Last year’s 25th anniversary of the Washington Principles, the international guidelines on handling claims for Nazi-looted art that were endorsed by 44 governments and organisations in 1998, has prompted a stock-taking of what has been achieved so far, and of what still needs to be done to win justice for the families of Jewish collectors whose property was stolen. In Germany, more than 7,000 works of art or cultural objects have been restituted to heirs since 1998. But that is still a tiny fraction of the art stolen by the Nazis or sold by Jewish people under duress. High-profile disputes—such as a claim against the Bavarian State Painting Collections for Picasso’s 1903 Portrait of Madame Soler, submitted by the heirs of the Jewish banker Paul von Mendelssohn-Bartholdy—can still drag on for years.
Most of the restituted works have come from public collections. “We cannot be satisfied at all with the status of progress in private collections,” said Gilbert Lupfer, the head of the German Lost Art Foundation, at a December event in Berlin to mark the 25th anniversary. “Very little is happening there and there is a lack of convincing ideas that go beyond appealing to people’s morality.”
At the same event, Roth said the fact that so many works remain unrestituted is a “disgrace”. She has previously described the remit of the government’s advisory commission as “inadequate” and said Germany is “not living up to our responsibilities”.
Roth’s reform pledges include an extension of the advisory commission’s mandate to allow one party to submit a dispute to the panel, even if the other party opposes it. At present, both sides must agree to take their dispute to the panel—one of the reasons why the commission has only issued 23 recommendations in 20 years.

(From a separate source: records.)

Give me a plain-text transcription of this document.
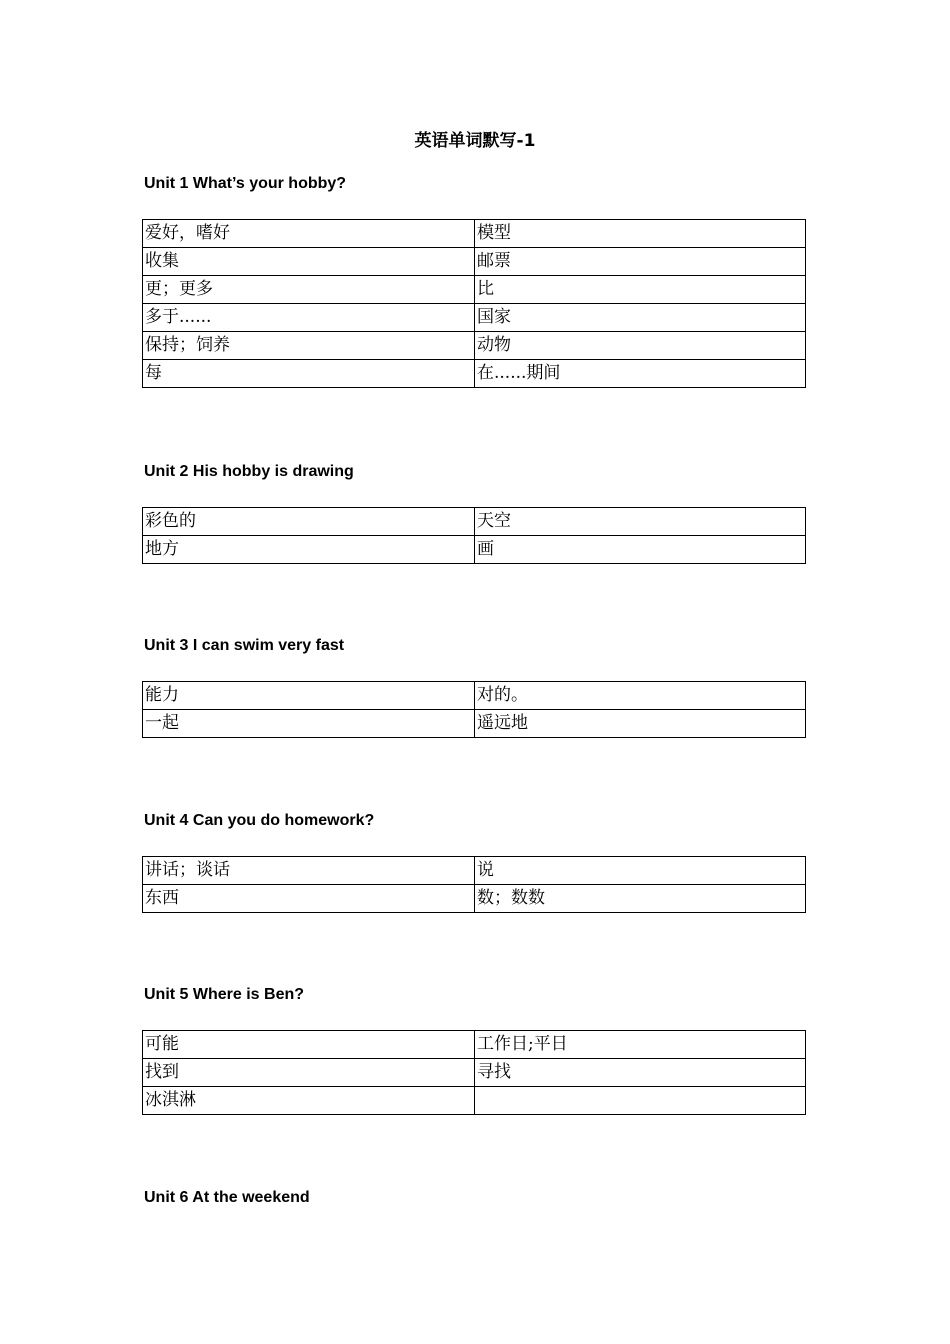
英语单词默写-1
Unit 1 What’s your hobby?
爱好，嗜好	模型
收集	邮票
更；更多	比
多于......	国家
保持；饲养	动物
每	在......期间
Unit 2 His hobby is drawing
彩色的	天空
地方	画
Unit 3 I can swim very fast
能力	对的。
一起	遥远地
Unit 4 Can you do homework?
讲话；谈话	说
东西	数；数数
Unit 5 Where is Ben?
可能	工作日;平日
找到	寻找
冰淇淋	
Unit 6 At the weekend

But discussions between the culture ministry and the 16 states, whose consent is required for the change to take effect, have hit a major stumbling block. Bavaria’s culture minister, Markus Blume, insists that any reform of the panel must be accompanied by a new restitution law for cultural property lost in the Nazi era. Roth opposes a new law on the grounds that it will take too long to draft, negotiate and implement. But her ministry is in discussion with the justice and finance ministries to make a change to the civil code that would lift the statutes of limitations for Nazi-looted cultural property. It is also seeking to introduce a legal right to provenance information. But lawyers in the field say that still leaves an important barrier for claimants seeking restitution in court—namely Ersitzung, a peculiarity of German law that upholds the right of someone who acquired an item in good faith and has possessed it for ten years to keep it.
Without the states’ approval, Roth cannot enforce a rule allowing claimants to take their case to the panel without the consent of the current holder. But from January, any museum that refuses to go to the panel will be ineligible for federal government funding.
Roth cited the example of the portrait of Madame Soler, a symbol of the weaknesses of the current system. Bavaria has refused to submit the dispute to the panel, arguing that it is not a restitution case. Under the new rule, the State Painting Collections would not be eligible for federal provenance research grants.